こういった中で、仮に立憲、維新案が成立したとしても、裁判所が適用違憲にならないような管理命令を出すためには、相当詳細な疎明を求めることになると思われます。旧統一教会側も、憲法適合性を含め、保全処分の発令に慎重になるべきだという主張をしてくるものと思われます。
さらに、報道などによりますと、旧統一教会の資産は一千億円程度、不動産に限っても、松濤の教団本部という動かしにくい施設を始め、百億円程度の不動産を所有しているとされております。

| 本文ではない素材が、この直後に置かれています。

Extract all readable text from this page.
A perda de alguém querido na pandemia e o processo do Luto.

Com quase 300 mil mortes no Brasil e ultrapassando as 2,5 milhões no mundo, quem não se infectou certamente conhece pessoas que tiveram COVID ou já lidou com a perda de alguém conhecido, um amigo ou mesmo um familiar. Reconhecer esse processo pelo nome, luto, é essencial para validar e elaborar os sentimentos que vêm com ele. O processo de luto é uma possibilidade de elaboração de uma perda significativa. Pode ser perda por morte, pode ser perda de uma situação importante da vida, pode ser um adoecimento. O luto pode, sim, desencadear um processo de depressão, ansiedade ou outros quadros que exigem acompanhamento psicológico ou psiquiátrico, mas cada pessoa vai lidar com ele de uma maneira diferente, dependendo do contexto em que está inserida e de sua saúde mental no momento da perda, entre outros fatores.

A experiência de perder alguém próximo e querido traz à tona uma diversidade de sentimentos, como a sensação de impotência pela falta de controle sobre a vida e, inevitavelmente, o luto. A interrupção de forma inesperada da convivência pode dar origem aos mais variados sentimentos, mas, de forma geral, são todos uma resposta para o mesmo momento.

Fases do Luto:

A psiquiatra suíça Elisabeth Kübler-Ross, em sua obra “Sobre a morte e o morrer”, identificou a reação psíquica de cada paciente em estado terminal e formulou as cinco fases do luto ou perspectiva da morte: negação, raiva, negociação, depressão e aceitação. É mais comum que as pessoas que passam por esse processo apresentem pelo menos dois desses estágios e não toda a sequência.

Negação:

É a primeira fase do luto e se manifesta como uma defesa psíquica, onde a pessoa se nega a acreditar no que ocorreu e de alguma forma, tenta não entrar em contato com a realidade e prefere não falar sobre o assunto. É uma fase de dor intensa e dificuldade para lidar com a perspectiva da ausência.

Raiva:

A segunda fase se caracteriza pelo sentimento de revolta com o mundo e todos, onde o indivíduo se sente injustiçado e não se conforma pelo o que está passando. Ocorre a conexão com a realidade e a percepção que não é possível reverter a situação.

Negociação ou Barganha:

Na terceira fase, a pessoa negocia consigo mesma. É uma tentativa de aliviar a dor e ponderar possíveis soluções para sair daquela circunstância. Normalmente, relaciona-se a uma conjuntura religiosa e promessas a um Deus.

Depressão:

一方で、係属中の民事訴訟は僅か数件、保全を行っているものも把握されていない。
こういった事情を基にした主張を旧統一教会側が裁判所で展開してきた場合、裁判所が果たして包括保全処分を出せるのか。包括保全、包括保全といっても、実務の適用場面において、包括保全を前提とした実効性が果たしてどこまであるのかと懸念があります。
だからこそ、自公国案では、これまで使われてきた、実務が確立している民事手続を十分に機能させることによって、より確実な被害者救済を図ろうとしております。
その上で、自民、公明、国民案の提出者としても、この審議の中でありましたとおり、どうすれば少しでも被害者救済につながっていくのかという、これは当然考えていかないといけないことでありますし、この審議、また関係者からのヒアリング、様々なものを踏まえて、検討、協議を重ねてきたものと思います。
このことにつきましては後ほどお伺いすることといたしまして、まず、財務省にお伺いをいたします。
旧統一教会の被害者救済について、財務省としては、現行法上の制度を活用して、どのようなことに取り組むのか、答弁を求めます。